The old mission having run its course, science fiction writers, by the 1960s, increasingly prioritized other things--things which diminished their ability to deal with science fiction's traditional concerns. The emphasis of many on Modernist and postmodernist subjectivity and irrationality in their choice of content and style were absolutely at odds with the "science" in science fiction, and edged it out over time, as science fiction increasingly abandoned its old interests to the end of becoming regular old fiction which simply happened to have science fiction's trappings.

Indeed, even getting away from the highbrow, artier end of the genre, one suspects that many of the old formulas which retain their popularity are having an effect opposite to what science fiction once did. Rather than helping us think about science, technology, and the future, the genre trades in ideas inhibiting this. The Frankenstein complex (which had even Asimov's I, Robot present us with robot rebellion). The Edisonade (epitomized by Iron Man Tony Stark). Science fiction where the "science" is really pseudoscience (as Carl Sagan complained about The X-Files). There are plenty of reasons for all this, like the ease of fitting such material into a superficially character-centered dramatic narrative, the appeal of the sensational, and so forth. But really these ideas are lingering on past their time and cluttering and confusing things.

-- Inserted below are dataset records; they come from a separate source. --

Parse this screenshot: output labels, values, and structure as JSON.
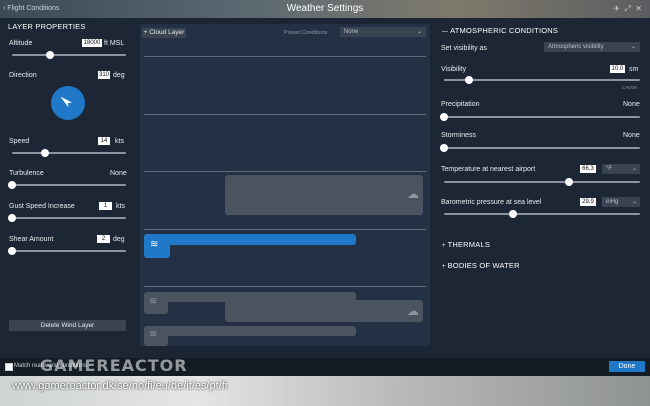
{
  "window": {
    "title": "Weather Settings",
    "back_label": "Flight Conditions",
    "icons": [
      "flight-icon",
      "fullscreen-icon",
      "close-icon"
    ]
  },
  "left": {
    "section_title": "LAYER PROPERTIES",
    "altitude": {
      "label": "Altitude",
      "value": "18000",
      "unit": "ft MSL",
      "fraction": 0.33
    },
    "direction": {
      "label": "Direction",
      "value": "310",
      "unit": "deg",
      "angle_deg": 310
    },
    "speed": {
      "label": "Speed",
      "value": "14",
      "unit": "kts",
      "fraction": 0.29
    },
    "turbulence": {
      "label": "Turbulence",
      "value": "None",
      "fraction": 0.0
    },
    "gust": {
      "label": "Gust Speed Increase",
      "value": "1",
      "unit": "kts",
      "fraction": 0.0
    },
    "shear": {
      "label": "Shear Amount",
      "value": "2",
      "unit": "deg",
      "fraction": 0.0
    },
    "delete_button": "Delete Wind Layer"
  },
  "center": {
    "cloud_layer_button": "+ Cloud Layer",
    "preset_label": "Preset Conditions",
    "preset_value": "None"
  },
  "right": {
    "section_title": "ATMOSPHERIC CONDITIONS",
    "visibility_as": {
      "label": "Set visibility as",
      "value": "Atmospheric visibility"
    },
    "visibility": {
      "label": "Visibility",
      "value": "10.0",
      "unit": "sm",
      "note": "CAVOK",
      "fraction": 0.13
    },
    "precipitation": {
      "label": "Precipitation",
      "value": "None",
      "fraction": 0.0
    },
    "storminess": {
      "label": "Storminess",
      "value": "None",
      "fraction": 0.0
    },
    "temperature": {
      "label": "Temperature at nearest airport",
      "value": "66.3",
      "unit": "°F",
      "fraction": 0.64
    },
    "pressure": {
      "label": "Barometric pressure at sea level",
      "value": "29.9",
      "unit": "inHg",
      "fraction": 0.35
    },
    "thermals": "THERMALS",
    "bodies_of_water": "BODIES OF WATER"
  },
  "bottom": {
    "match_label": "Match real world conditions",
    "done_label": "Done"
  },
  "watermark": {
    "brand": "GAMEREACTOR",
    "url": "www.gamereactor.dk/se/no/fi/eu/de/it/es/pt/fr"
  },
  "colors": {
    "accent": "#1f78c8",
    "panel": "#1d2634",
    "center": "#243043"
  }
}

One way of looking at this may be to think that science fiction ran its course and, over the last half century, became increasingly decadent--reaching the condition that Paul Kincaid famously criticized a few years ago, recycling old ideas, more or less nostalgically, or playing the game ironically, or even being just fantasy (or even mundane) fiction passed off as sf. Certainly I have tended to that view in many of my writings on the subject. However, one might also imagine that the stage has been set for "science fiction 2.0"--for science fiction to set aside its old tasks (and old devices), and take on some new task, using speculative science to look at the world in a new way (or perhaps even an old way we've simply forgotten). In today's cultural climate it is hard to picture anyone actually doing anything like that--writers and editors and critics too leery of such seriousness. Yet, it seems to me that that possibility does exist.